Re: Interesting pentium-memcpy results

Ingo Molnar (
Tue, 29 Jul 1997 11:43:48 +0200 (MET DST)

On Tue, 29 Jul 1997, Albert D. Cahalan wrote:

> I think it shows that the memcpy size test is significant.
> Perhaps the FPU is best used only when explicitly requested
> for large operations. That would mean page clearing I guess.

if you take a look at the patch, you would see the following code:

+__memcpy_g (void *_to, const void *_from, __kernel_size_t _bytes)
+ if (bytes >= 1024) {

> big_aligned_memcpy() and big_aligned_clear() perhaps?
> For 512 bytes and up, optimized for each arch.

the break even point i think is around a few hundreds of bytes, but for
1024 bytes it's clearly faster even in the worst case.

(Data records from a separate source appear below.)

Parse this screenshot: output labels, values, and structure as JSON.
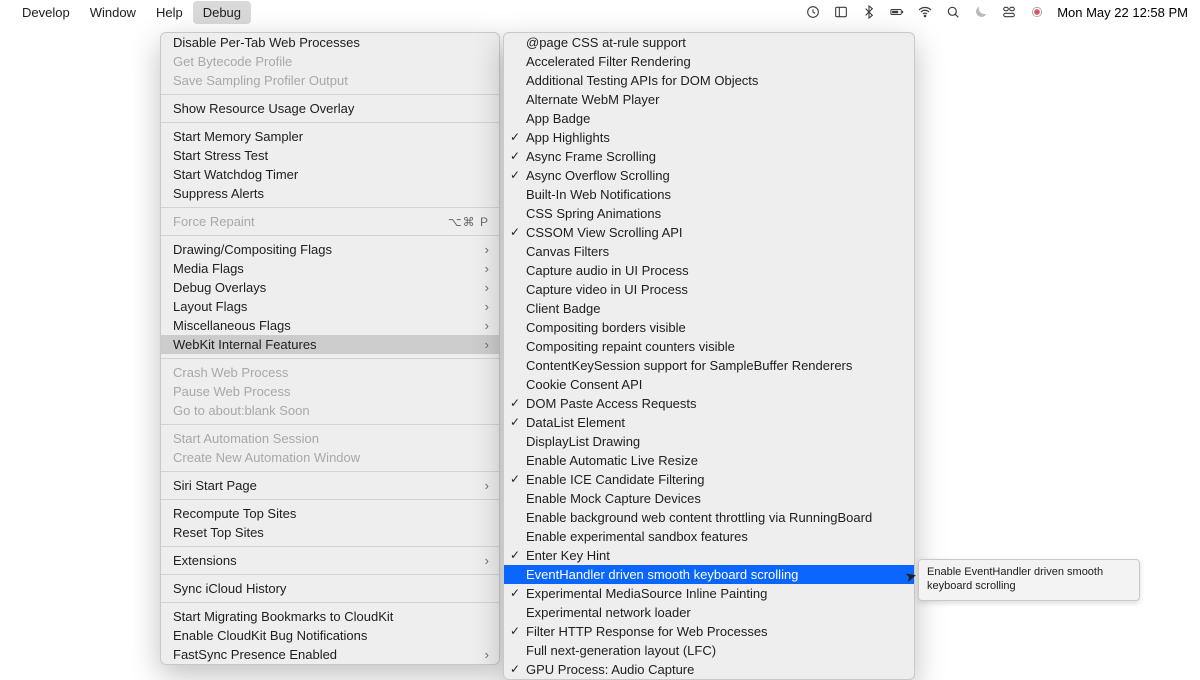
{
  "menubar": {
    "items": [
      "Develop",
      "Window",
      "Help",
      "Debug"
    ],
    "active_index": 3
  },
  "status": {
    "icons": [
      "time-machine-icon",
      "sidebar-icon",
      "bluetooth-icon",
      "battery-icon",
      "wifi-icon",
      "search-icon",
      "moon-icon",
      "control-center-icon",
      "siri-icon"
    ],
    "datetime": "Mon May 22  12:58 PM"
  },
  "menu1": [
    {
      "t": "item",
      "label": "Disable Per-Tab Web Processes"
    },
    {
      "t": "item",
      "label": "Get Bytecode Profile",
      "disabled": true
    },
    {
      "t": "item",
      "label": "Save Sampling Profiler Output",
      "disabled": true
    },
    {
      "t": "sep"
    },
    {
      "t": "item",
      "label": "Show Resource Usage Overlay"
    },
    {
      "t": "sep"
    },
    {
      "t": "item",
      "label": "Start Memory Sampler"
    },
    {
      "t": "item",
      "label": "Start Stress Test"
    },
    {
      "t": "item",
      "label": "Start Watchdog Timer"
    },
    {
      "t": "item",
      "label": "Suppress Alerts"
    },
    {
      "t": "sep"
    },
    {
      "t": "item",
      "label": "Force Repaint",
      "disabled": true,
      "shortcut": "⌥⌘ P"
    },
    {
      "t": "sep"
    },
    {
      "t": "sub",
      "label": "Drawing/Compositing Flags"
    },
    {
      "t": "sub",
      "label": "Media Flags"
    },
    {
      "t": "sub",
      "label": "Debug Overlays"
    },
    {
      "t": "sub",
      "label": "Layout Flags"
    },
    {
      "t": "sub",
      "label": "Miscellaneous Flags"
    },
    {
      "t": "sub",
      "label": "WebKit Internal Features",
      "active": true
    },
    {
      "t": "sep"
    },
    {
      "t": "item",
      "label": "Crash Web Process",
      "disabled": true
    },
    {
      "t": "item",
      "label": "Pause Web Process",
      "disabled": true
    },
    {
      "t": "item",
      "label": "Go to about:blank Soon",
      "disabled": true
    },
    {
      "t": "sep"
    },
    {
      "t": "item",
      "label": "Start Automation Session",
      "disabled": true
    },
    {
      "t": "item",
      "label": "Create New Automation Window",
      "disabled": true
    },
    {
      "t": "sep"
    },
    {
      "t": "sub",
      "label": "Siri Start Page"
    },
    {
      "t": "sep"
    },
    {
      "t": "item",
      "label": "Recompute Top Sites"
    },
    {
      "t": "item",
      "label": "Reset Top Sites"
    },
    {
      "t": "sep"
    },
    {
      "t": "sub",
      "label": "Extensions"
    },
    {
      "t": "sep"
    },
    {
      "t": "item",
      "label": "Sync iCloud History"
    },
    {
      "t": "sep"
    },
    {
      "t": "item",
      "label": "Start Migrating Bookmarks to CloudKit"
    },
    {
      "t": "item",
      "label": "Enable CloudKit Bug Notifications"
    },
    {
      "t": "sub",
      "label": "FastSync Presence Enabled"
    }
  ],
  "menu2": [
    {
      "label": "@page CSS at-rule support"
    },
    {
      "label": "Accelerated Filter Rendering"
    },
    {
      "label": "Additional Testing APIs for DOM Objects"
    },
    {
      "label": "Alternate WebM Player"
    },
    {
      "label": "App Badge"
    },
    {
      "label": "App Highlights",
      "checked": true
    },
    {
      "label": "Async Frame Scrolling",
      "checked": true
    },
    {
      "label": "Async Overflow Scrolling",
      "checked": true
    },
    {
      "label": "Built-In Web Notifications"
    },
    {
      "label": "CSS Spring Animations"
    },
    {
      "label": "CSSOM View Scrolling API",
      "checked": true
    },
    {
      "label": "Canvas Filters"
    },
    {
      "label": "Capture audio in UI Process"
    },
    {
      "label": "Capture video in UI Process"
    },
    {
      "label": "Client Badge"
    },
    {
      "label": "Compositing borders visible"
    },
    {
      "label": "Compositing repaint counters visible"
    },
    {
      "label": "ContentKeySession support for SampleBuffer Renderers"
    },
    {
      "label": "Cookie Consent API"
    },
    {
      "label": "DOM Paste Access Requests",
      "checked": true
    },
    {
      "label": "DataList Element",
      "checked": true
    },
    {
      "label": "DisplayList Drawing"
    },
    {
      "label": "Enable Automatic Live Resize"
    },
    {
      "label": "Enable ICE Candidate Filtering",
      "checked": true
    },
    {
      "label": "Enable Mock Capture Devices"
    },
    {
      "label": "Enable background web content throttling via RunningBoard"
    },
    {
      "label": "Enable experimental sandbox features"
    },
    {
      "label": "Enter Key Hint",
      "checked": true
    },
    {
      "label": "EventHandler driven smooth keyboard scrolling",
      "highlight": true
    },
    {
      "label": "Experimental MediaSource Inline Painting",
      "checked": true
    },
    {
      "label": "Experimental network loader"
    },
    {
      "label": "Filter HTTP Response for Web Processes",
      "checked": true
    },
    {
      "label": "Full next-generation layout (LFC)"
    },
    {
      "label": "GPU Process: Audio Capture",
      "checked": true
    }
  ],
  "tooltip": "Enable EventHandler driven smooth keyboard scrolling"
}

> There may be a conflict with the user-space version.
> With both the kernel and apps abusing the FPU for memcpy,
> the FPU must be restored too often.

an 'fsave/frestore' takes some ~200 cycles. [btw, instead of fsave, why
doesnt the patch save the FPU state manually, thats should _much_ faster,
me thinks].

Copying 1024 bytes takes ~2000 cycles when hot cache, ~4000 cycles when
cold cache. [typical midrange pentium numbers]. So the FPU method has to
be only 10% faster to compensate for the cost. And according to the README
it's 35% faster.

what i find a bit interesting is the copying pattern, it's a strange 'comb
pattern', which might fool smarter (PPro) speculative reads ... but i have
not measured this yet, it's just a question. Accessing different
cachelines in successive instructions does have an advantage, but the way
the patch does it seems to be pretty aggressive.

-- mingo